Anyone who has followed the release calendar in India knows the tilt is obvious. Most theatres still chase the comfort of big commercial releases. Films with stars, familiar studio banners, heavy promotions. That is where the certainty lies for exhibitors. Smaller films, even when they are good, arrive without those tools.

Kamal Haasan IFFI

The result is predictable. A narrow release window, odd show timings, and vanishing screens within a week. Many indie directors say they have learned to lower expectations before they even complete the final cut.

Haasan’s irritation is rooted here. If such films cannot breathe inside India’s own theatres, then the argument that audiences never show up becomes a self-fulfilling prophecy.

A Larger Question Hiding Beneath The Complaint

His comment also touched a nerve because it came at a time when audiences are exploring far more varied storytelling on streaming platforms. Viewers who would not have taken a chance on an unfamiliar title in a theatre are watching these films at home, often recommending them to friends.

This shift exposes a gap. The appetite for new voices is not the problem. Access is. Theatres still operate as though only one type of film can attract crowds. That assumption keeps going unquestioned because nobody wants to risk their weekend revenue.

Haasan, by bringing this up at a festival packed with industry professionals, was pressing the point gently but firmly. The system is stuck, and it is affecting the cultural mix audiences get to see.

The Irony Of Saying It At IFFI

IFFI is where independent films shine. It is where they find audiences who are curious and patient. So there was an unmistakable irony in hearing Haasan raise the issue here.

Kamal Haasan IFFI

Festivals like IFFI cheer for the very films that struggle once they leave the festival compound. The applause inside the hall rarely translates to screen space outside it. According to Hindustan Times, there was no official reaction from theatre chains or distributors after Haasan’s comment. If anything, that silence reflected how deeply wedged this problem is.

The Myth Of Market Demand

Exhibitors often claim there is no demand for indie cinema. However, it is challenging to measure demand when the films receive barely any exposure. If a film is screened at 10 pm in a far-off mall for only three days, the turnout will naturally be low.

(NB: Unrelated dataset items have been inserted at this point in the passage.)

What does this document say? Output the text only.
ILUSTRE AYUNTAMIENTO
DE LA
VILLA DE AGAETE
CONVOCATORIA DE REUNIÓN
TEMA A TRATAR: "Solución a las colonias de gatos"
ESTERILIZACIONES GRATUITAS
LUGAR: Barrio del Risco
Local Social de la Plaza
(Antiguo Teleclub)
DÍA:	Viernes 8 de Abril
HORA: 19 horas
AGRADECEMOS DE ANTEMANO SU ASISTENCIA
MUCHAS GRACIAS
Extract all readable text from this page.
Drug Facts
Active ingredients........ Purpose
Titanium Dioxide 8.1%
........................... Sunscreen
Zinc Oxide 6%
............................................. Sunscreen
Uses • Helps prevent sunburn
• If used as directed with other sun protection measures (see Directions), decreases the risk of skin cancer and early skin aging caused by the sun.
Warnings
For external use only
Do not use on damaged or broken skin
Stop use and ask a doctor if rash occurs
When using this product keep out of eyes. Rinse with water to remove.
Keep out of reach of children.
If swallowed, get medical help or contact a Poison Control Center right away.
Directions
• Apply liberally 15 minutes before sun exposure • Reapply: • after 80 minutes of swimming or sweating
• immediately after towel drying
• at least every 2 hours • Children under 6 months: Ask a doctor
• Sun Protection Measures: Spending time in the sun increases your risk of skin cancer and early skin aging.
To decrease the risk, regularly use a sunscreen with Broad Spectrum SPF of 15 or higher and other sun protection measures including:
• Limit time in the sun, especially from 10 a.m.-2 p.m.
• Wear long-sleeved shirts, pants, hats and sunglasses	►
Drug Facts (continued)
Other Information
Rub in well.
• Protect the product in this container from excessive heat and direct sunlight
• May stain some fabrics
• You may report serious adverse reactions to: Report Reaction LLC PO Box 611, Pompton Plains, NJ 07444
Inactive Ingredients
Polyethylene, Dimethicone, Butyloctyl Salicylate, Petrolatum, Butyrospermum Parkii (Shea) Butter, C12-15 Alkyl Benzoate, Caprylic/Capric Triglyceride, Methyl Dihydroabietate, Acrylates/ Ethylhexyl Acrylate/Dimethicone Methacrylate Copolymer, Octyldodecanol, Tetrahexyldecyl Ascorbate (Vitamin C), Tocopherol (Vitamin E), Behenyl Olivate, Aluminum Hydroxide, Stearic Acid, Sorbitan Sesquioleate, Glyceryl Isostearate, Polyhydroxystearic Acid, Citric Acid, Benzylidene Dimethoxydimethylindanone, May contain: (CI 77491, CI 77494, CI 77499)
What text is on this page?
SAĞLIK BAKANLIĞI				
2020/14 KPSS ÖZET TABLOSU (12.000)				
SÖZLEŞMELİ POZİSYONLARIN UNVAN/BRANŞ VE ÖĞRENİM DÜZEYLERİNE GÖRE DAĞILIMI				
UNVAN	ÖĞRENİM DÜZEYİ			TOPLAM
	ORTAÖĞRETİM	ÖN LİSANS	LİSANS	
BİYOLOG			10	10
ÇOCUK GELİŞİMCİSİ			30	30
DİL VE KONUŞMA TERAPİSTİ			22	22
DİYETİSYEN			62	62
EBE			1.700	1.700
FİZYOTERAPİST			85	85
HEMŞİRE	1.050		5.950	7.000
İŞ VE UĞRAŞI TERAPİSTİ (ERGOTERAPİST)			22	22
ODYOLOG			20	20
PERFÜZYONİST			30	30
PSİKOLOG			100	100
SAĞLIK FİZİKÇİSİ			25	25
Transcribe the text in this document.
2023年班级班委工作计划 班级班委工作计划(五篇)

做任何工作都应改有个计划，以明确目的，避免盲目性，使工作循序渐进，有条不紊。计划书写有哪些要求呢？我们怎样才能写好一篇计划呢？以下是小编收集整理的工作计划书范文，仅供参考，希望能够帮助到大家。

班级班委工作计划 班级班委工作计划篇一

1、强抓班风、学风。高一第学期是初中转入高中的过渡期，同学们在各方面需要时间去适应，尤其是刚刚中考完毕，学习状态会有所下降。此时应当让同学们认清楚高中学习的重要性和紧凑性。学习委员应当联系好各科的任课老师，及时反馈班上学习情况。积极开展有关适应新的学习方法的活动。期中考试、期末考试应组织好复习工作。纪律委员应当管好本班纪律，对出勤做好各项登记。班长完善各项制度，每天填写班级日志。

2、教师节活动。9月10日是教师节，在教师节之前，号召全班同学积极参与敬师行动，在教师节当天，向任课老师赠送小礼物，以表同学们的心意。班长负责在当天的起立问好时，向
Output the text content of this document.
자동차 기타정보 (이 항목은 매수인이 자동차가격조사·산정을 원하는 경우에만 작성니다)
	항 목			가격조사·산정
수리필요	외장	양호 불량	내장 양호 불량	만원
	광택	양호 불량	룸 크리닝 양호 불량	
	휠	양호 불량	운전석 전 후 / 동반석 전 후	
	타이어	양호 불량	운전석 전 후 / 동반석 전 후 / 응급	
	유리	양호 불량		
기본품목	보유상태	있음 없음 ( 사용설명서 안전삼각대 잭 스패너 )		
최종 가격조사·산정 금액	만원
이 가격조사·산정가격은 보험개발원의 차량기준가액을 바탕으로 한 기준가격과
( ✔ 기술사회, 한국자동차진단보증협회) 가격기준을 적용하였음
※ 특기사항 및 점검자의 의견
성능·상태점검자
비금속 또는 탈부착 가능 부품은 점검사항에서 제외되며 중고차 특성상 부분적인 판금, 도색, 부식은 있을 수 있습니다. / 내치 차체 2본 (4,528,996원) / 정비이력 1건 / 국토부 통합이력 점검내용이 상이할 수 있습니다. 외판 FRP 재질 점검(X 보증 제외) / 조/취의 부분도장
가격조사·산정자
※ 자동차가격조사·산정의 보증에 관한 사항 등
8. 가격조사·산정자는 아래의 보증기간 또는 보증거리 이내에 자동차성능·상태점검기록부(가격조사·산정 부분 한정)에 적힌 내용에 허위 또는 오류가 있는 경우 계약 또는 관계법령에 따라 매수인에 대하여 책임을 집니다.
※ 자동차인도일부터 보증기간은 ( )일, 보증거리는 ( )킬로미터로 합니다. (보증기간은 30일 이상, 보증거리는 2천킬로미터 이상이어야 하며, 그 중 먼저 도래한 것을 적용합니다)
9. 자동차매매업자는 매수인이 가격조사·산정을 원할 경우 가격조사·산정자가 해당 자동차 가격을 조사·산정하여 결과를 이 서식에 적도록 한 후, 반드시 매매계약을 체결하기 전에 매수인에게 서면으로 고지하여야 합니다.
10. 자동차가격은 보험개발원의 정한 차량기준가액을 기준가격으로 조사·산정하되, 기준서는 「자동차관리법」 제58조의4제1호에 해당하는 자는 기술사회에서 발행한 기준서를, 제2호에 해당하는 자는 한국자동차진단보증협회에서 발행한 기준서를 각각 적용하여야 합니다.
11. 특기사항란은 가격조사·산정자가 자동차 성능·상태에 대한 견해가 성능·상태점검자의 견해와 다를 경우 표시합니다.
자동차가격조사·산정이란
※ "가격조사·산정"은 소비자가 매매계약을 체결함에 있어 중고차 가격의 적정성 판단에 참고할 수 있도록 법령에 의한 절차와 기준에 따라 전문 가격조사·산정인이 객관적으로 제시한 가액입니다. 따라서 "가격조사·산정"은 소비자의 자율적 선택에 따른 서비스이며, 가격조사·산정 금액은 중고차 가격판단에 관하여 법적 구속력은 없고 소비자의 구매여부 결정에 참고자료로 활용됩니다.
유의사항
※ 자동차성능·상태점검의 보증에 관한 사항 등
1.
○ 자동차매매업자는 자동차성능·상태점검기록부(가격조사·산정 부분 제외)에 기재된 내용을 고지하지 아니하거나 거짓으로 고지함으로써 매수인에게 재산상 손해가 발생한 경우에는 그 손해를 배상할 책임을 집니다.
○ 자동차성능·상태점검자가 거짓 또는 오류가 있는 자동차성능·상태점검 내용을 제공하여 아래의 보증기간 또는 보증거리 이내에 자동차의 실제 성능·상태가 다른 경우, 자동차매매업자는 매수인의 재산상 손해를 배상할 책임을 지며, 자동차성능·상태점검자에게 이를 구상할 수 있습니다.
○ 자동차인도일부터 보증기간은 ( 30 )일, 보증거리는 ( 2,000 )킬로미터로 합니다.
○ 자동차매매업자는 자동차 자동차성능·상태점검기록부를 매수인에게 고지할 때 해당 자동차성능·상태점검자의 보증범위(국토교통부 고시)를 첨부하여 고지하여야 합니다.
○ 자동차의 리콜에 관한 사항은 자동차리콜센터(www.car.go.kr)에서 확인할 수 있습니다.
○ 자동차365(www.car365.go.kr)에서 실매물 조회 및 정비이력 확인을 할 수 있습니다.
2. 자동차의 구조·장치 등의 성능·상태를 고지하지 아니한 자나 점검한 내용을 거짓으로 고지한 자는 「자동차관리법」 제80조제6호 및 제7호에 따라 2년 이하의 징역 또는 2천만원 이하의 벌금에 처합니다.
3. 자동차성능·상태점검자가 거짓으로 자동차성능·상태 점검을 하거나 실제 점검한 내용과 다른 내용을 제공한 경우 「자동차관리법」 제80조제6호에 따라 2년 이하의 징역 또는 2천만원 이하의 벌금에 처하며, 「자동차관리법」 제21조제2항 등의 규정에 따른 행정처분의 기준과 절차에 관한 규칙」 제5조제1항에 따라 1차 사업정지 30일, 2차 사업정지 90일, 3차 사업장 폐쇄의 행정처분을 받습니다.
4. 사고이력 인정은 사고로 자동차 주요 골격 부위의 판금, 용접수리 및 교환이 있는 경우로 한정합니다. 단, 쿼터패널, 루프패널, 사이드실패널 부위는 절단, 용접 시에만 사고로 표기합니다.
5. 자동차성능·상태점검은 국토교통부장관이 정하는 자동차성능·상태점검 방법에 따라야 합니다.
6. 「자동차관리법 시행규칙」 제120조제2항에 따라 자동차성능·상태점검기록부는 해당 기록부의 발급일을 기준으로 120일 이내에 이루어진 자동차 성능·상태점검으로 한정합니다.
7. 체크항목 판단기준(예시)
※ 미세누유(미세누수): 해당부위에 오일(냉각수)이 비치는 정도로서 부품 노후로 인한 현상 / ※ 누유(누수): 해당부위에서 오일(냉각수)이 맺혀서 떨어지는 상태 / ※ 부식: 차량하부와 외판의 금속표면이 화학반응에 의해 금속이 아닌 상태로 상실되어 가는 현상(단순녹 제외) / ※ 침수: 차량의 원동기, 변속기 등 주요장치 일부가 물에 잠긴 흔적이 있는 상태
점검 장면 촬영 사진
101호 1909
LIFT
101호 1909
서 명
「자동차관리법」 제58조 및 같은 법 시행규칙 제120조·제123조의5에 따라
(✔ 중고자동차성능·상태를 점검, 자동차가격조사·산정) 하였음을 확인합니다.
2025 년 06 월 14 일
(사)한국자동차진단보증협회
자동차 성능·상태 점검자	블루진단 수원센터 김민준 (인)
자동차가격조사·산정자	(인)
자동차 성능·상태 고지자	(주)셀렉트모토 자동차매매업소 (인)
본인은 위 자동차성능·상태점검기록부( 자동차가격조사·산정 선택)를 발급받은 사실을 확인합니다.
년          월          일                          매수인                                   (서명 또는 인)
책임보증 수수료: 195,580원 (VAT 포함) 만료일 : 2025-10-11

Streaming numbers tell another story. Viewers do click on unfamiliar titles. They experiment when the pressure of a ticket price and limited showtimes is removed. Haasan’s dissatisfaction hints at this mismatch between what theatres assume and what audiences are actually willing to try.

What We Lose When Indie Films Have No Space

Beyond business, there is the cultural cost. India’s film culture is diverse and uneven, yet full of unexpected brilliance. When the spotlight narrows to only the most commercial titles, that diversity fades. A generation of technicians, actors and writers often starts on small-budget sets. Those early experiments are where new ideas are tried.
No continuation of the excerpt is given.